Wednesday, March 9, 2016

Realities of Pregnancy: Infertility

One of the subjects I thought I might get to on this blog last fall, had to do with my own journey to parenthood.

Some of my experiences have been shared on Twitter, under several different hashtags: #RealitiesOfPregnancy, #ShoutYourAbortion, #7MonthsAwesome, to name a few.  I've been slower to write about them here, for several reasons: 1) they're politically charged, 2) they're very personal. But I think it IS important to share, because they are relevant to laws both on the books and under consideration today.

My journey to parenthood was not straightforward. So today, I'm going to begin writing about my Infertility.

Endometriosis runs in my family. One of the ways that it is treated is with birth control, with "the pill," to help regulate the hormones to reduce or eliminate the pain involved with endometriosis. And so efforts by Hobby Lobby and the Little Sisters to avoid paying for birth control-- well, they have an impact on people in my family.

Around 14 years ago or so, I saw my doctor asking about if that might be an issue for me. She said that my own symptoms sounded less like endometriosis and more like Polycystic Ovarian Syndrome, or PCOS. Like endometriosis, one of the ways to manage PCOS symptoms is through hormonal birth control. Having been raised conservative Roman Catholic, I never expected to go on the pill. We had been trying to use Natural Family Planning and periodic abstinence to prevent pregnancy, and it seemed to be working for us.

A pet peeve of mine is when I told my gynecologists that I was using NFP, their response has been "Oh, so you're doing nothing."  No, my husband and I were actively avoiding sex for the ~10 days of fertility risk. That's hardly "doing nothing."

Often in my readings, I've seen NFP conflated with the "rhythm method," an earlier version that assumed all women had the same length cycle, and has soundly been discredited. My devoutly Catholic mother talked about the differences, how NFP includes charting one's basal body temperature to note when ovulation has occurred.

In fact, as I began learning more about my own PCOS, I found a version of this book, "Taking Charge of Your Fertility". It seems to comprehensively teach the multiple signs of female fertility, which taken together with one's choice of contraception (strict Catholics may choose periodic abstinence, those less worried about it may use barrier methods during the fertile phase) can prevent pregnancy. Moreover, as the Catholics recommend, Fertility Awareness can also be used to encourage pregnancy when one wishes to have a child.

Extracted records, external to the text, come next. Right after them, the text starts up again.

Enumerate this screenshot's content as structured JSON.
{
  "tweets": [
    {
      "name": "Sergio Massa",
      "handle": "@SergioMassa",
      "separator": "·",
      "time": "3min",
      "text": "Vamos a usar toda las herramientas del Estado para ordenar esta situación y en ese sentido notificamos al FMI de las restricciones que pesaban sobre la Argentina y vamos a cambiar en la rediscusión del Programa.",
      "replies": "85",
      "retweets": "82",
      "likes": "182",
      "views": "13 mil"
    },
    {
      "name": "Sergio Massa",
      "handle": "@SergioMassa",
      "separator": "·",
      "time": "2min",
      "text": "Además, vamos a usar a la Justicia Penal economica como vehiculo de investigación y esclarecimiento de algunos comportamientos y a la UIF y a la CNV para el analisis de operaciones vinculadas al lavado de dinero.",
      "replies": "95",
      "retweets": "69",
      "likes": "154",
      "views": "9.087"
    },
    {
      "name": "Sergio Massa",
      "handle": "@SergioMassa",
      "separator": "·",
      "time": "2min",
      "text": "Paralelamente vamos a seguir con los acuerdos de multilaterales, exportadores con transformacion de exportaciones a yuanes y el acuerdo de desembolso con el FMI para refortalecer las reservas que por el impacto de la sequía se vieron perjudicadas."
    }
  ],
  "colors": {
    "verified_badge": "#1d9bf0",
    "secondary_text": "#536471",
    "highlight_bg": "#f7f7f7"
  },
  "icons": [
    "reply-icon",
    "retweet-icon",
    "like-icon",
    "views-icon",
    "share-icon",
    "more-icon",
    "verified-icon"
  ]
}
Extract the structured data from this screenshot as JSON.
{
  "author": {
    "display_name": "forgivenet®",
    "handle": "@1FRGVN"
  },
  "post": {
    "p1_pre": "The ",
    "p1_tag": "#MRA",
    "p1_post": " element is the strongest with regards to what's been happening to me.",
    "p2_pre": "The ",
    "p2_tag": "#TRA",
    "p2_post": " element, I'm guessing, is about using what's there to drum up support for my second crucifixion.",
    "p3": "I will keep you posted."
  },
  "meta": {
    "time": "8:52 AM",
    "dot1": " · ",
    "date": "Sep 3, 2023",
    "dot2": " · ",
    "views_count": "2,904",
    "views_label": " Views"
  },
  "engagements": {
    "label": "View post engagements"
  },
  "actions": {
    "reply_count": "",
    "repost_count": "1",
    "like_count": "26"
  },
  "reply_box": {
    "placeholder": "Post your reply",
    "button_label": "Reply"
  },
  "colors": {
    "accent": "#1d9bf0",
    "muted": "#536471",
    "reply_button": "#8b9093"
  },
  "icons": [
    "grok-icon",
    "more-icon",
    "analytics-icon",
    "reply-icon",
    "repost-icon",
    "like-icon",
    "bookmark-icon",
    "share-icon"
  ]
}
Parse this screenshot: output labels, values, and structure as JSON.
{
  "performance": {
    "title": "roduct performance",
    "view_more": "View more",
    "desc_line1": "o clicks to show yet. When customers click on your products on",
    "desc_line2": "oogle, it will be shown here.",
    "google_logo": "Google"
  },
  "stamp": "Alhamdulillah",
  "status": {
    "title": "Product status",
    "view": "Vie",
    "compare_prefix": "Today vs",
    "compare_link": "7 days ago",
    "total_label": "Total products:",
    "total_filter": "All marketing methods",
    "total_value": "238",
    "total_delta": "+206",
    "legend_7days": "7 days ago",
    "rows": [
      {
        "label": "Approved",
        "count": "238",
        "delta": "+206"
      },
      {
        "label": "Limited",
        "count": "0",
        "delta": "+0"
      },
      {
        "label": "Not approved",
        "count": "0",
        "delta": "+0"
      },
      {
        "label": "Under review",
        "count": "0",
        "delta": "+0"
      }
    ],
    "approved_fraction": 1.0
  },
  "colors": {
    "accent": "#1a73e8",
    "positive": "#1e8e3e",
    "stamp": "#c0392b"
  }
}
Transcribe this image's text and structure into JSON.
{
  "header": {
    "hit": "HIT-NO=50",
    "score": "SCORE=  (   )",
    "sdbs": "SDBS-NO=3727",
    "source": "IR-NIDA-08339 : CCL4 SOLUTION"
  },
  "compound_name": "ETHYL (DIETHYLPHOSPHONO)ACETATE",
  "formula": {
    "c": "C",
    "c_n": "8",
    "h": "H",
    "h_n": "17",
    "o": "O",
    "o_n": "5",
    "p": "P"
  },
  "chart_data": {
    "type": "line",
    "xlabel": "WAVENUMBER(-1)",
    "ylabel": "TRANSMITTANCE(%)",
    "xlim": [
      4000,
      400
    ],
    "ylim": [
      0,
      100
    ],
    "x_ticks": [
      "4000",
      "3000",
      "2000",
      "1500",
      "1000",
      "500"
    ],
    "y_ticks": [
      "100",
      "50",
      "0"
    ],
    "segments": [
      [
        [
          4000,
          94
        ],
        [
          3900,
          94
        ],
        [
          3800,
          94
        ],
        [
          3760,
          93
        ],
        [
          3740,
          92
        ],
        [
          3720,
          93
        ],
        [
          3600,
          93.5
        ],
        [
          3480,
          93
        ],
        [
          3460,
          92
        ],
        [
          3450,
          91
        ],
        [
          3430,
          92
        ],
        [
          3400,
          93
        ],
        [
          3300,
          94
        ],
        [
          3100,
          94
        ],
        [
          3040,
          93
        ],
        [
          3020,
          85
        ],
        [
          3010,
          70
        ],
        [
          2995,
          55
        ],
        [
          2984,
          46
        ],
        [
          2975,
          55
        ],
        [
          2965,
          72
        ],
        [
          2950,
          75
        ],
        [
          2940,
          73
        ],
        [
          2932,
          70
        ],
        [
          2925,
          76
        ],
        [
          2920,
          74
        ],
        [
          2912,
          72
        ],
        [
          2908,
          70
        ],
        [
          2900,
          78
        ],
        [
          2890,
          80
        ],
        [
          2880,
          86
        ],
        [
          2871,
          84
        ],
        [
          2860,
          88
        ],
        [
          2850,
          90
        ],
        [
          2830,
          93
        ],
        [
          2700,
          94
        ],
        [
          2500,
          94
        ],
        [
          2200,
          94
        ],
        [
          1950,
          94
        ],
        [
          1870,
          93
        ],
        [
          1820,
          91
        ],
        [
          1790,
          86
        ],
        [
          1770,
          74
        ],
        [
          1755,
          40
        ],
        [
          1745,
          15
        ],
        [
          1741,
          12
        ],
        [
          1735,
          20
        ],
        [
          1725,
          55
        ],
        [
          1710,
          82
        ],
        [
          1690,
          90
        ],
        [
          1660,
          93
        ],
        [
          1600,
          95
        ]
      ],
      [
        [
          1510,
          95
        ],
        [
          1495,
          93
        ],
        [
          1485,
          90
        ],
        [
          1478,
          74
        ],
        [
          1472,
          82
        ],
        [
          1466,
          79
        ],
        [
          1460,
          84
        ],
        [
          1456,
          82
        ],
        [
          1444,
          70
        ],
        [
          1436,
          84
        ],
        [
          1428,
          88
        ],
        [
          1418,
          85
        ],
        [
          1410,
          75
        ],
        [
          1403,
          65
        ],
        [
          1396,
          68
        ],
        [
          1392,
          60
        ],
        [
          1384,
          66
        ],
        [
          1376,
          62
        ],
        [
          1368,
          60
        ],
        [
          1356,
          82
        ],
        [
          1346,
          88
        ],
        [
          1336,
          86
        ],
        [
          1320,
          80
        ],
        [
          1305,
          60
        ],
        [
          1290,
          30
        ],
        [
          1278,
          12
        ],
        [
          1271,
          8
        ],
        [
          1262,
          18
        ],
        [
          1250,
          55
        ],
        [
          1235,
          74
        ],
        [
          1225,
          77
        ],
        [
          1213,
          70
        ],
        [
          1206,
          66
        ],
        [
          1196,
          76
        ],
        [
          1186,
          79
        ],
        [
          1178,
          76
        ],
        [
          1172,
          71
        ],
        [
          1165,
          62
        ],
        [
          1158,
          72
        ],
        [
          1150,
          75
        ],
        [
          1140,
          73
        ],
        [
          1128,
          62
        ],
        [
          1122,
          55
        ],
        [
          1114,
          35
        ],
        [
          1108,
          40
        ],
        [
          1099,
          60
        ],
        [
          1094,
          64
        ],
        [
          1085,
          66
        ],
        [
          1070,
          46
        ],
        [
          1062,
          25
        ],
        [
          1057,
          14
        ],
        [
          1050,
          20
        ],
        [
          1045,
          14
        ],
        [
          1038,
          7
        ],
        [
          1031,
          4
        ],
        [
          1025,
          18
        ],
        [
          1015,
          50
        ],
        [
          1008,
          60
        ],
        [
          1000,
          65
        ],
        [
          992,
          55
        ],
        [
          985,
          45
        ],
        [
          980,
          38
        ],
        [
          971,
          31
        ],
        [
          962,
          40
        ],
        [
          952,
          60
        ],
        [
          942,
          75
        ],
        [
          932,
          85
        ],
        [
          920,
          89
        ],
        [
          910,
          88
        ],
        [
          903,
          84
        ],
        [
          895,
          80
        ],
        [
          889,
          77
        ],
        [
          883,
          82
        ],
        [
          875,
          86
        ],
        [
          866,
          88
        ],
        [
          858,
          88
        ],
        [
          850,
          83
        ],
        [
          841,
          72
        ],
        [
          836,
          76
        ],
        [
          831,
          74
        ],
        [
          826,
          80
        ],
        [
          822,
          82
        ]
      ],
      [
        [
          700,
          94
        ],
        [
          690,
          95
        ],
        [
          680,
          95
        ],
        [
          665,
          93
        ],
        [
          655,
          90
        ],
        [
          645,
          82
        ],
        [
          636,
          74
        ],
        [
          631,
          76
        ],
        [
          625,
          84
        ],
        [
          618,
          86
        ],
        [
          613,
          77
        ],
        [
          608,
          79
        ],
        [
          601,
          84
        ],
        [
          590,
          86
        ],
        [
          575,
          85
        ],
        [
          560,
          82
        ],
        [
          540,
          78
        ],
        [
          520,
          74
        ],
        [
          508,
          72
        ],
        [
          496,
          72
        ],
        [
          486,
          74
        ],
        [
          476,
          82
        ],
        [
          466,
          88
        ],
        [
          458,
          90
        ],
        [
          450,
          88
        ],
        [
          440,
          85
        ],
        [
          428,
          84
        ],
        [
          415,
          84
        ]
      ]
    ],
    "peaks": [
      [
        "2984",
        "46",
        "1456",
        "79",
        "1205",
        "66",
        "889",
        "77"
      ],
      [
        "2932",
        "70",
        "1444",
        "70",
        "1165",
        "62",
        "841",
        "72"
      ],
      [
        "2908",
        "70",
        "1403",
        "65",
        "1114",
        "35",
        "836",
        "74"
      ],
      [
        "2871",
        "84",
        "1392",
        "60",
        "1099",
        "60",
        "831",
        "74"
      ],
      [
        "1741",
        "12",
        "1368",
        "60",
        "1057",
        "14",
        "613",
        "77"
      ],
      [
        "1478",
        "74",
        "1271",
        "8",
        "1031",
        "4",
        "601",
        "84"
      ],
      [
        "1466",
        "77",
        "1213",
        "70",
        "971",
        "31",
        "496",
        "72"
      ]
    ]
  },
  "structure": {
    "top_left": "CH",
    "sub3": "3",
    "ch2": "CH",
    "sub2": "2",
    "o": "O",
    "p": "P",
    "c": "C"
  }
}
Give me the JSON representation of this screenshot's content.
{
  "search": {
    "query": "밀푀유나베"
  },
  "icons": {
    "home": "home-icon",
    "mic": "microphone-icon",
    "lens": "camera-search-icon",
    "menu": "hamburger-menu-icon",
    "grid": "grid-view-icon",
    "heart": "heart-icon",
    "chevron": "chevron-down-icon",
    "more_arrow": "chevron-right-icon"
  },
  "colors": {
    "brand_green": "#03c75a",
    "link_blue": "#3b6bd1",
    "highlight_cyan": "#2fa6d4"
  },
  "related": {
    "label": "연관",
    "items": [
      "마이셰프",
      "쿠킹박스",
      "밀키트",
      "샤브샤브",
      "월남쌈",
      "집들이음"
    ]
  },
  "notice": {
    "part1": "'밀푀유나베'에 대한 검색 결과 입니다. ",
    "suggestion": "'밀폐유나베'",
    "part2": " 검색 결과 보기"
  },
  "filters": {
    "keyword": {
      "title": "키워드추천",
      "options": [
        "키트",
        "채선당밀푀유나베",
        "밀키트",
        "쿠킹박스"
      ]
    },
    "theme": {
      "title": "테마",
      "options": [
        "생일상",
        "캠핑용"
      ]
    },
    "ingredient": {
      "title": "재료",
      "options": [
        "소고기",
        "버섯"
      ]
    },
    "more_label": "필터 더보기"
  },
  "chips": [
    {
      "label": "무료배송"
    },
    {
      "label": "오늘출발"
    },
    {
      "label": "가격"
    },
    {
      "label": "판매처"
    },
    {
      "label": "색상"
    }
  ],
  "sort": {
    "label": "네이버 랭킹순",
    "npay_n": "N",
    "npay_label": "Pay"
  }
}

I went on the pill for about a year or two, while I worked on my diet & exercise, and learned to chart my cycles. Then my Ob/Gyn stopped practicing.  At that point I felt I had a pretty good handle on my body, so I stopped taking the medication.

The other point I'd like to make here, is that even as I've moved away from Catholicism as a religious practice, some of the practices that stuck the most have to do with chastity and contraception. Politicians who try to paint every woman on birth control as "slutty" are doing a real disservice to many women who in fact did wait until marriage, are faithful to their husband, but either a) have some medical condition, or b) just aren't ready for pregnancy right then.